Les époux [K] [T] et [I]'[Z] étaient propriétaires de la maison voisine, au [Adresse 7], qu'ils ont acquise le 26 novembre 2016.
Les époux [T] ont fait réaliser, courant 2016 et 2017, une terrasse sur pilotis, en façade Sud de leur maison, au niveau du premier étage de celle-ci.
Courant mars 2019, les époux [V] ont adressé aux époux [T] un courrier les mettant en demeure d'installer une paroi opaque de 2 mètres de hauteur le long de leur terrasse, du côté de la maison des époux [V]. Le 28 juin 2019 ils ont renouvelé leur mise en demeure par courrier recommandé.
Les époux [T] ont installé une paroi translucide le long de la terrasse, du côté donnant sur le fonds des époux [V].
Le 17 février 2020, les époux [V] ont assigné les époux [T] devant le tribunal judiciaire de Lorient sur le fondement du trouble anormal du voisinage causé par l'existence depuis la terrasse voisine d'une vue plongeante et directe sur leur propriété.
Le 22 décembre 2020 les époux [T] ont vendu leur propriété à Mme [D] [A], avec prise de possession réelle fixée au 15 février 2021.
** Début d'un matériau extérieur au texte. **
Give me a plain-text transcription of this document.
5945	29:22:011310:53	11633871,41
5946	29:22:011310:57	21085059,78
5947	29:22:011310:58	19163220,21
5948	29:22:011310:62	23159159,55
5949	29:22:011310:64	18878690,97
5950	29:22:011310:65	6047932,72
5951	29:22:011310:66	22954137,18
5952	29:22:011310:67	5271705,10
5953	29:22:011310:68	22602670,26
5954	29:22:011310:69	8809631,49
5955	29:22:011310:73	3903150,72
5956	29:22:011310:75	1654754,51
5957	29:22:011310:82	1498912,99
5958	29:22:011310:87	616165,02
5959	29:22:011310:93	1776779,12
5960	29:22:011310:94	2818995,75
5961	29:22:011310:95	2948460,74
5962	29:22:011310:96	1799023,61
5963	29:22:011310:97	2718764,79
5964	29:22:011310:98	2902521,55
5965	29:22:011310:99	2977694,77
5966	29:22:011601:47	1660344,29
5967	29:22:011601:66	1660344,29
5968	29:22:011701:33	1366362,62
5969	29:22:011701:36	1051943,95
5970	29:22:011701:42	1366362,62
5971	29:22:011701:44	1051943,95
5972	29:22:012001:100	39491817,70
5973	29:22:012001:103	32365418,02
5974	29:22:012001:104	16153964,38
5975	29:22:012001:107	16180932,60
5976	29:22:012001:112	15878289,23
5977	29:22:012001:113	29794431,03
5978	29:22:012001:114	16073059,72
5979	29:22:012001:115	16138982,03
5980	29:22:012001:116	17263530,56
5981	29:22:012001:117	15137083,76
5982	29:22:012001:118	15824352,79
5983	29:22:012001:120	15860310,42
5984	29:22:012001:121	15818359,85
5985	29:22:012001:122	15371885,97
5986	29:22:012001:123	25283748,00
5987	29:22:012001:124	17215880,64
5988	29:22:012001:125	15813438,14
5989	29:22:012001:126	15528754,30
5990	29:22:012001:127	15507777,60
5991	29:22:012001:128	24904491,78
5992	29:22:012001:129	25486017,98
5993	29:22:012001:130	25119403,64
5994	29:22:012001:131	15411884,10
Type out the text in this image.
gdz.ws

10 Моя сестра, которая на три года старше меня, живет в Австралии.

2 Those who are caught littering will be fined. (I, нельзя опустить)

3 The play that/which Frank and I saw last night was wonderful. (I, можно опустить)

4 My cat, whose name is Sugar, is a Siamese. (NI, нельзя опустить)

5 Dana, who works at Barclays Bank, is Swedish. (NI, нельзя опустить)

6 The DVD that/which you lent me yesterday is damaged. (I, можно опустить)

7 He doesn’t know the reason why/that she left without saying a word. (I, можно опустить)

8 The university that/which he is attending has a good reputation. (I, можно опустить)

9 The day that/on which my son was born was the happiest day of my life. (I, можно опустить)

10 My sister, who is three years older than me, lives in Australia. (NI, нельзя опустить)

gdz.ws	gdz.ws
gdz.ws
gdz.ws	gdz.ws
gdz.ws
Par jugement du 7 janvier 2021 le tribunal judiciaire de Lorient a':
-débouté les époux [V] de leur demande de mesure d'instruction,
-débouté les époux [V] de leur demande d'installation d'un brise vue fixe, opaque ou translucide, et non amovible, d'une hauteur de 2 mètres sur la terrasse des époux [T],
-donné acte aux époux [T] de leur proposition de réaliser un mur brise vue d'une hauteur de 2 mètres en surélévation du mur séparatif existant,
-débouté les époux [V] de leur demande de dommages et intérêts pour préjudice de jouissance,
-débouté les époux [T] de leur demande de dommages et intérêts,
-condamné in solidum les époux [V] à payer aux époux [T] la somme de 1000 euros au titre de l'article 700 du code de procédure civile et les entiers dépens.
Le 26 janvier 2021 les époux [V] ont fait appel de l'ensemble des chefs du jugement.
Le 23 avril 2021 ils ont assigné Mme [A] en intervention forcée devant la cour d'appel.
Ils exposent leurs moyens et leurs demandes dans leurs conclusions déposées et notifiées le 29 septembre 2021, auxquelles il est renvoyé.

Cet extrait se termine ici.